Linux® is being adopted by an increasing number of embedded systems developers, who have been won over by its sophisticated scheduling and networking, its cost-free license, its open development model, and the support offered by rich and powerful programming tools. While there is a great deal of hype surrounding the use of Linux in embedded systems, there is not a lot of practical information. Building Embedded Linux Systems is the first in-depth, hard-core guide to putting together an embedded system based on the Linux kernel.
This indispensable book features arcane and previously undocumented procedures for:
- Building your own GNU development toolchain
- Using an efficient embedded development framework
- Selecting, configuring, building, and installing a target-specific kernel
- Creating a complete target root filesystem
- Setting up, manipulating, and using solid-state storage devices
- Installing and configuring a bootloader for the target
- Cross-compiling a slew of utilities and packages
- Debugging your embedded system using a plethora of tools and techniques
Details are provided for various target architectures and hardware configurations, including a thorough review of Linux's support for embedded hardware.

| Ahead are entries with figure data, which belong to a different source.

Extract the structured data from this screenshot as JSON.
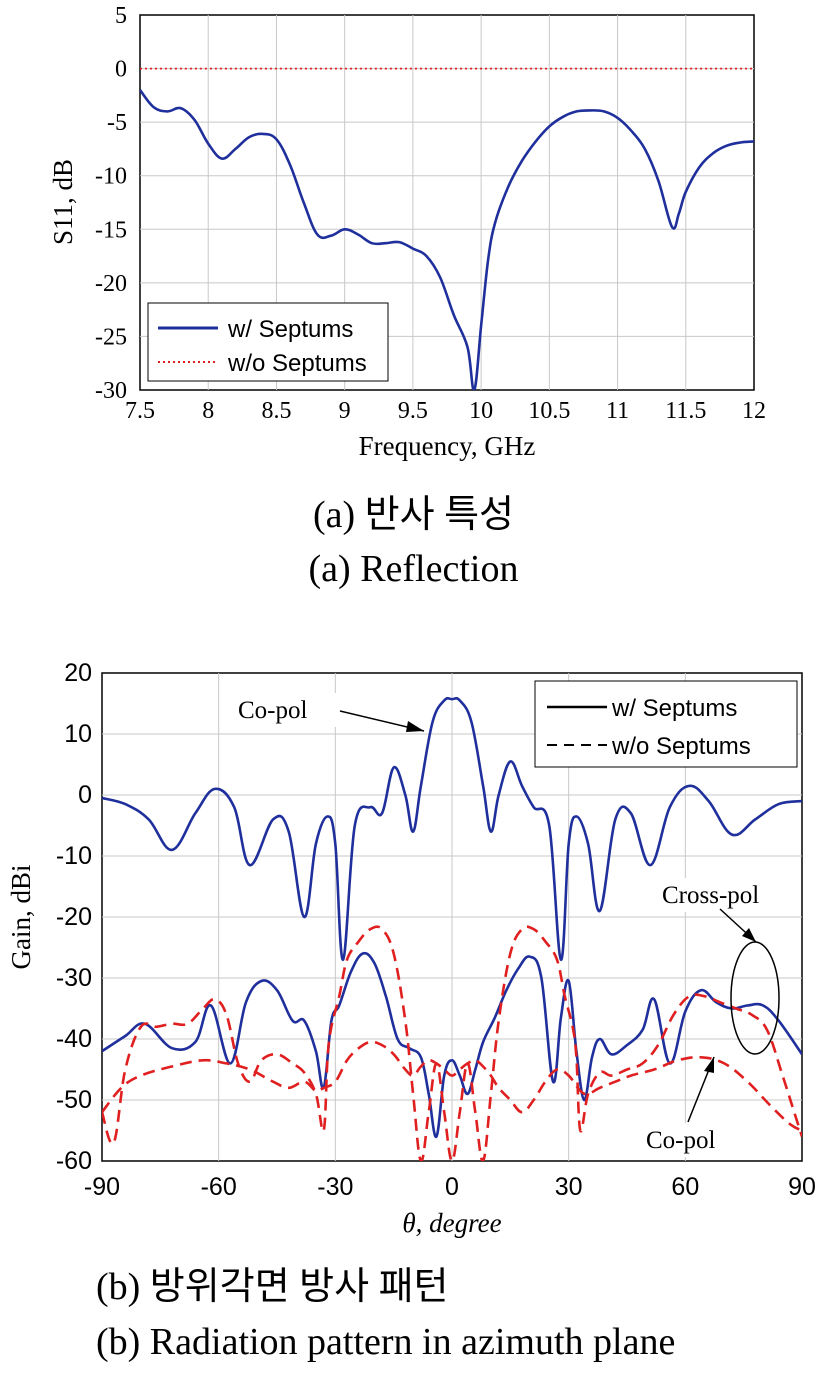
{
  "chart_data": [
    {
      "type": "line",
      "xlabel": "Frequency, GHz",
      "ylabel": "S11, dB",
      "xlim": [
        7.5,
        12
      ],
      "ylim": [
        -30,
        5
      ],
      "xticks": [
        "7.5",
        "8",
        "8.5",
        "9",
        "9.5",
        "10",
        "10.5",
        "11",
        "11.5",
        "12"
      ],
      "yticks": [
        "5",
        "0",
        "-5",
        "-10",
        "-15",
        "-20",
        "-25",
        "-30"
      ],
      "grid": true,
      "legend_position": "bottom-left",
      "series": [
        {
          "name": "w/ Septums",
          "color": "#1f2f9c",
          "style": "solid",
          "x": [
            7.5,
            7.6,
            7.7,
            7.8,
            7.9,
            8.0,
            8.1,
            8.2,
            8.3,
            8.4,
            8.5,
            8.6,
            8.7,
            8.8,
            8.9,
            9.0,
            9.1,
            9.2,
            9.3,
            9.4,
            9.5,
            9.6,
            9.7,
            9.8,
            9.9,
            9.95,
            10.0,
            10.05,
            10.1,
            10.2,
            10.3,
            10.4,
            10.5,
            10.6,
            10.7,
            10.8,
            10.9,
            11.0,
            11.1,
            11.2,
            11.3,
            11.4,
            11.45,
            11.5,
            11.6,
            11.7,
            11.8,
            11.9,
            12.0
          ],
          "y": [
            -2,
            -3.6,
            -4,
            -3.7,
            -4.8,
            -7,
            -8.4,
            -7.5,
            -6.4,
            -6.1,
            -6.6,
            -9,
            -12.5,
            -15.5,
            -15.6,
            -15,
            -15.5,
            -16.3,
            -16.3,
            -16.2,
            -16.8,
            -17.5,
            -19.5,
            -23,
            -26,
            -30,
            -24,
            -18,
            -14.5,
            -11,
            -8.6,
            -6.8,
            -5.4,
            -4.5,
            -4,
            -3.9,
            -4,
            -4.6,
            -5.8,
            -7.5,
            -10.5,
            -14.8,
            -13.5,
            -11.5,
            -9.2,
            -7.9,
            -7.2,
            -6.9,
            -6.8
          ]
        },
        {
          "name": "w/o Septums",
          "color": "#e02020",
          "style": "dotted",
          "x": [
            7.5,
            12
          ],
          "y": [
            0,
            0
          ]
        }
      ]
    },
    {
      "type": "line",
      "xlabel": "θ, degree",
      "ylabel": "Gain, dBi",
      "xlim": [
        -90,
        90
      ],
      "ylim": [
        -60,
        20
      ],
      "xticks": [
        "-90",
        "-60",
        "-30",
        "0",
        "30",
        "60",
        "90"
      ],
      "yticks": [
        "20",
        "10",
        "0",
        "-10",
        "-20",
        "-30",
        "-40",
        "-50",
        "-60"
      ],
      "grid": true,
      "legend_position": "top-right",
      "legend": [
        {
          "name": "w/ Septums",
          "style": "solid"
        },
        {
          "name": "w/o Septums",
          "style": "dashed"
        }
      ],
      "annotations": {
        "copol_top": "Co-pol",
        "crosspol": "Cross-pol",
        "copol_bottom": "Co-pol"
      },
      "series": [
        {
          "group": "w/ Septums Co-pol",
          "color": "#1f2f9c",
          "style": "solid",
          "x": [
            -90,
            -84,
            -78,
            -72,
            -66,
            -61,
            -56,
            -52,
            -46,
            -42,
            -38,
            -35,
            -32,
            -30,
            -28,
            -25,
            -21,
            -18,
            -15,
            -12,
            -10,
            -8,
            -5,
            -2,
            0,
            2,
            5,
            8,
            10,
            12,
            15,
            18,
            21,
            25,
            28,
            30,
            32,
            35,
            38,
            42,
            46,
            51,
            56,
            61,
            66,
            72,
            78,
            84,
            90
          ],
          "y": [
            -0.5,
            -1.5,
            -4,
            -9,
            -3,
            1,
            -2,
            -11.5,
            -4,
            -6,
            -20,
            -8,
            -3.5,
            -8,
            -27,
            -5,
            -2,
            -3,
            4.5,
            0,
            -6,
            1.5,
            12,
            15.5,
            15.7,
            15.5,
            12,
            1.5,
            -6,
            0,
            5.5,
            1.5,
            -2,
            -5,
            -27,
            -8,
            -3.5,
            -8,
            -19,
            -4,
            -3,
            -11.5,
            -2,
            1.5,
            -1,
            -6.5,
            -4,
            -1.5,
            -1
          ]
        },
        {
          "group": "w/ Septums Cross-pol",
          "color": "#1f2f9c",
          "style": "solid",
          "x": [
            -90,
            -84,
            -79,
            -72,
            -66,
            -62,
            -57,
            -53,
            -49,
            -45,
            -41,
            -38,
            -35,
            -33,
            -31,
            -29,
            -26,
            -23,
            -20,
            -17,
            -14,
            -11,
            -8,
            -6,
            -4,
            -2,
            0,
            2,
            4,
            6,
            8,
            11,
            14,
            17,
            20,
            23,
            26,
            28,
            30,
            32,
            34,
            36,
            38,
            41,
            45,
            49,
            52,
            56,
            60,
            64,
            68,
            72,
            76,
            80,
            84,
            90
          ],
          "y": [
            -42,
            -39.5,
            -37.5,
            -41.5,
            -40.5,
            -34.5,
            -44,
            -34,
            -30.5,
            -32,
            -37,
            -37,
            -42,
            -48,
            -37,
            -34.5,
            -29,
            -26,
            -27.5,
            -33,
            -40,
            -41.5,
            -43,
            -49,
            -56,
            -46,
            -43.5,
            -46,
            -49,
            -45,
            -40.5,
            -36.5,
            -32,
            -28.5,
            -26.5,
            -30,
            -47,
            -36.5,
            -30.5,
            -42,
            -50,
            -43,
            -40,
            -42.5,
            -41,
            -38.5,
            -33.5,
            -44,
            -35.5,
            -32,
            -34,
            -35,
            -34.5,
            -34.5,
            -37,
            -42.5
          ]
        },
        {
          "group": "w/o Septums Co-pol",
          "color": "#e02020",
          "style": "dashed",
          "x": [
            -90,
            -85,
            -80,
            -72,
            -64,
            -58,
            -52,
            -46,
            -42,
            -38,
            -35,
            -33,
            -30,
            -27,
            -24,
            -21,
            -18,
            -15,
            -12,
            -10,
            -8,
            -6,
            -4,
            -2,
            0,
            2,
            4,
            6,
            8,
            10,
            12,
            15,
            18,
            21,
            24,
            27,
            30,
            33,
            35,
            38,
            42,
            46,
            52,
            58,
            64,
            70,
            76,
            82,
            87,
            90
          ],
          "y": [
            -52,
            -48,
            -46,
            -44.5,
            -43.5,
            -44,
            -45,
            -47,
            -48,
            -47,
            -48.5,
            -48,
            -47,
            -43.5,
            -41.5,
            -40.5,
            -41,
            -42.5,
            -45,
            -46,
            -44.5,
            -43.5,
            -44,
            -45,
            -46,
            -45,
            -44,
            -43.5,
            -44.5,
            -46,
            -48,
            -50,
            -52,
            -50,
            -47,
            -45,
            -46,
            -48.5,
            -49,
            -48,
            -47,
            -46,
            -45,
            -43.5,
            -43,
            -44,
            -47,
            -51,
            -54,
            -55
          ]
        },
        {
          "group": "w/o Septums Cross-pol",
          "color": "#e02020",
          "style": "dashed",
          "x": [
            -90,
            -87,
            -84,
            -80,
            -76,
            -72,
            -68,
            -64,
            -61,
            -58,
            -55,
            -52,
            -49,
            -45,
            -41,
            -38,
            -35,
            -33,
            -32,
            -31,
            -29,
            -27,
            -24,
            -21,
            -18,
            -15,
            -12,
            -10,
            -8,
            -6,
            -4,
            -2,
            0,
            2,
            4,
            6,
            8,
            10,
            12,
            15,
            18,
            21,
            24,
            27,
            29,
            31,
            32,
            33,
            35,
            38,
            41,
            45,
            49,
            53,
            57,
            61,
            65,
            69,
            73,
            77,
            81,
            85,
            88,
            90
          ],
          "y": [
            -52,
            -57,
            -45,
            -38,
            -38,
            -37.5,
            -37.5,
            -35,
            -33.5,
            -36,
            -44,
            -47,
            -43.5,
            -42.5,
            -44,
            -45.5,
            -49,
            -55,
            -43,
            -38,
            -33,
            -27,
            -24,
            -22,
            -22,
            -26,
            -37,
            -49,
            -60,
            -52,
            -44,
            -52,
            -60,
            -52,
            -44,
            -52,
            -60,
            -49,
            -37,
            -26,
            -22,
            -22,
            -24,
            -27,
            -33,
            -38,
            -43,
            -55,
            -49,
            -45.5,
            -46,
            -45,
            -44,
            -41,
            -36,
            -33,
            -33,
            -34,
            -35,
            -36,
            -38.5,
            -46,
            -52,
            -56
          ]
        }
      ]
    }
  ],
  "captions": {
    "a_ko": "(a)  반사 특성",
    "a_en": "(a)  Reflection",
    "b_ko": "(b)  방위각면 방사 패턴",
    "b_en": "(b)  Radiation pattern in azimuth plane"
  }
}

All explanations rely on the use of open source and free software packages. By presenting how to build the operating system components from pristine sources and how to find more documentation or help, this book greatly simplifies the task of keeping complete control over one's embedded operating system, whether it be for technical or sound financial reasons.
Author Karim Yaghmour, a well-known designer and speaker who is responsible for the Linux Trace Toolkit, starts by discussing the strengths and weaknesses of Linux as an embedded operating system.
Licensing issues are included, followed by a discussion of the basics of building embedded Linux systems. The configuration, setup, and use of over forty different open source and free software packages commonly used in embedded Linux systems are also covered. uClibc, BusyBox, U-Boot, OpenSSH, thttpd, tftp, strace, and gdb are among the packages discussed.